Spotify makes free marginallyless attractive

Spotify has tried to please the labels by cutting the hours on offer for its Free Users from 20 hours to 10, and introduced an arbitrary rule meaning you can only play a track five times. (Presumably, since the system struggles to recognise a track that appears on an album and a compilation, some tracks there might be a workaround that doesn't involve AudioHijack Pro).

The Guardian's Charles Arthur is very good on the real story:

To put it bluntly: Spotify is cutting the amount of free music people can listen to in order to please the American labels with which it is agonisingly negotiating to try to get permission to launch in the US. The fact is that the labels there – and for that matter in Europe – don't like Spotify allowing people to listen to so much music for free (even though Spotify pays them the stipulated amount per track, whether the customer is listening for free or on a paid subscription).
[...]
That overlooks the reality, which is that the internet's openness means that if you can't get your music for a low cost in one place, then you'll find someone ignoring the rules and offering it for free somewhere else.

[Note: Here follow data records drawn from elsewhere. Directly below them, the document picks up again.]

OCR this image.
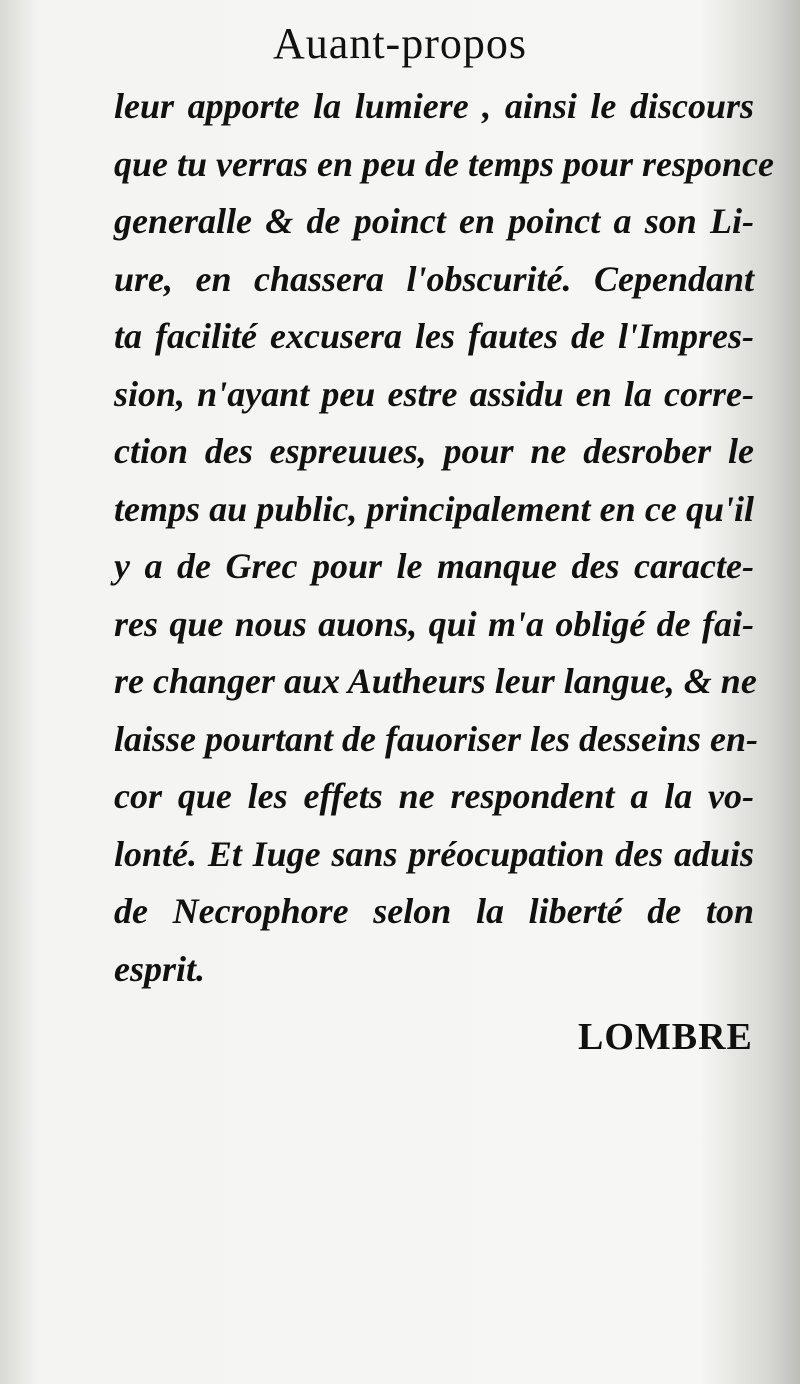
Auant-propos
leur apporte la lumiere , ainsi le discours
que tu verras en peu de temps pour responce
generalle & de poinct en poinct a son Li-
ure, en chassera l'obscurité. Cependant
ta facilité excusera les fautes de l'Impres-
sion, n'ayant peu estre assidu en la corre-
ction des espreuues, pour ne desrober le
temps au public, principalement en ce qu'il
y a de Grec pour le manque des caracte-
res que nous auons, qui m'a obligé de fai-
re changer aux Autheurs leur langue, & ne
laisse pourtant de fauoriser les desseins en-
cor que les effets ne respondent a la vo-
lonté. Et Iuge sans préocupation des aduis
de Necrophore selon la liberté de ton
esprit.
LOMBRE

It also ignores the reality about the effect Spotify has on digital revenues for the music business. It's the second single largest source of digital music revenue for labels in Europe, according to IFPI's latest report. And last week, Billboard magazine reported that countries where Spotify is licensed saw an average digital revenue growth rate of 43% in 2010. By contrast, neighbouring countries – including Germany, Austria, Belgium, Denmark, Italy, Portugal and Switzerland – saw only 9.3% digital growth last year. That's based on IFPI data too.
Spotify insist the move isn't about trying to transition free users to paid, nor to cut back on costs. Indeed, in its blog, Spotify stresses that if this was the idea it wouldn't really have much effect:
The changes we’re having to make will mainly affect heavier Spotify Free and Open users, as most of you use Spotify to discover music – on average over 50 new tracks per month, even after a year. Plus, the average user won’t reach the limit on plays for 7 out of 10 tracks, after a year of using Spotify. For those of you using Spotify to find new tracks to enjoy and share with friends, these changes shouldn’t get in the way of you doing that. Rest assured that we’ll continue to bring you the biggest and most diverse music catalogue available.
They might as well have called it Project Empty Gesture To Stop Freaking Out The Old Guys.